Inform your doctor straight away if any among these highly unlikely but very serious side effects occur: fainting, stomach/abdominal pain, persistent nausea, vomiting, fatigue, yellowing eyes or skin, dark urine, persistent sore throat or temperature.
A significant allergic reaction to this drug is unlikely, but seek immediate medical attention if it occurs. Symptoms of a serious reaction that is allergic: rash, itching/swelling (especially of the face/tongue/throat), severe dizziness, trouble breathing.
This is not a list that is complete of adverse effects. If you notice other effects not listed above, contact your doctor or pharmacist.
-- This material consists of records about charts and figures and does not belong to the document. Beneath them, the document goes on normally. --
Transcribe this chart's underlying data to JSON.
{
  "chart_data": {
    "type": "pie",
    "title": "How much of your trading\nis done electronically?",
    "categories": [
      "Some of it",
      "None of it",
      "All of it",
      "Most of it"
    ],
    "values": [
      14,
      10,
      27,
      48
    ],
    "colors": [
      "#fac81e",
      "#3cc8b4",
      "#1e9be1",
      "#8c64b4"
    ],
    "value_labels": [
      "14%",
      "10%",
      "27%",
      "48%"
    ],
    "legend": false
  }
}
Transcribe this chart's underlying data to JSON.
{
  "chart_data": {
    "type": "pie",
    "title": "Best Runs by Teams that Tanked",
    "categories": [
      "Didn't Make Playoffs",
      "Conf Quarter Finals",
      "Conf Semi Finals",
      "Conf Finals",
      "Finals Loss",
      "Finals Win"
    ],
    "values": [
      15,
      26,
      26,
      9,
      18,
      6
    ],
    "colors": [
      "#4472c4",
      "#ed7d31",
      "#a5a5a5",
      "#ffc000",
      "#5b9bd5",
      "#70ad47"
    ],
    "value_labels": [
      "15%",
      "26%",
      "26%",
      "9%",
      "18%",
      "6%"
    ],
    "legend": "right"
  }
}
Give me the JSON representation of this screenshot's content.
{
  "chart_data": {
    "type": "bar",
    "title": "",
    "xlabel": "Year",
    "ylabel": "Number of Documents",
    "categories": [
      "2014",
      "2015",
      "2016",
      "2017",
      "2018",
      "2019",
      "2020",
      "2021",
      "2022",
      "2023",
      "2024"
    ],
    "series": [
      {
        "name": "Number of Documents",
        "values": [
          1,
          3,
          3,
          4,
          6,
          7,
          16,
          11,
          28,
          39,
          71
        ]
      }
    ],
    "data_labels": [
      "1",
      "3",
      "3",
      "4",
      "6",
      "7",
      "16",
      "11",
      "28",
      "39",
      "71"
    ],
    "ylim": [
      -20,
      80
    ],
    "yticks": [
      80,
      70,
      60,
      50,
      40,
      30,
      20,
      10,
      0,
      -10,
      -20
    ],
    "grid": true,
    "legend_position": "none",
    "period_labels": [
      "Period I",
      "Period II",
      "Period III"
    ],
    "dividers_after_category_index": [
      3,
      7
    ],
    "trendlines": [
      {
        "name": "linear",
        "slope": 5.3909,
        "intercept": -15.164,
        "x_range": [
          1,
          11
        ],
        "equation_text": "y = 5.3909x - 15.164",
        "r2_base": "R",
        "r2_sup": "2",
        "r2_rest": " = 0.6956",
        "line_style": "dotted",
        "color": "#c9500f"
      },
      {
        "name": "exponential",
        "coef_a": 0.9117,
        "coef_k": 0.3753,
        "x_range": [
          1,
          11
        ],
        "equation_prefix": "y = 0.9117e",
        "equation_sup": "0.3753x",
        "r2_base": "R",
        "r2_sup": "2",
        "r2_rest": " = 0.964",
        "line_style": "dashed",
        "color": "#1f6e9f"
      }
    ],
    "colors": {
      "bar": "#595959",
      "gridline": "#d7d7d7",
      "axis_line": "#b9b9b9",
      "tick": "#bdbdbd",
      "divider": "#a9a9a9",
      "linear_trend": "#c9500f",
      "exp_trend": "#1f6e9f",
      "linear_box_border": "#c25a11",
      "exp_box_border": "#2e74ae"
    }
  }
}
Within the United States -
Call your medical professional for medical advice about adverse effects. You might report side effects to FDA at 1-800-FDA-1088 or at www.fda.gov/medwatch.
In Canada - Call your doctor for medical advice about negative effects. You may report side effects to Health Canada at 1-866-234-2345.
Before taking oxazepam, tell your doctor or pharmacist if you are allergic to it; or if you have any other allergies. This product may contain ingredients that are inactive that may cause allergic reactions or other problems. Confer with your pharmacist for more details.
Before utilizing this medication, inform your physician or pharmacist your medical history, especially of: liver infection, renal illness, lung/breathing problems (e.g., COPD, anti snoring), drug or liquor abuse.
This medication may make you dizzy or drowsy or cause vision that is blurred. Do not drive, use machinery, or do any activity that requires alertness or clear vision you can perform such activities safely until you are sure. Avoid alcoholic beverages.
Older grownups may be more painful and sensitive to the relative adverse effects of this drug, especially drowsiness. The risk can be increased by this adverse effect of falling.
This medication just isn't recommended for use during pregnancy due to your potential for harm to an baby that is unborn. You may be pregnant, inform your doctor right away if you become pregnant or think. Check with your doctor for more information.
This drug passes into breast milk that can have undesirable effects on a nursing infant. Check with your medical practitioner before breast-feeding.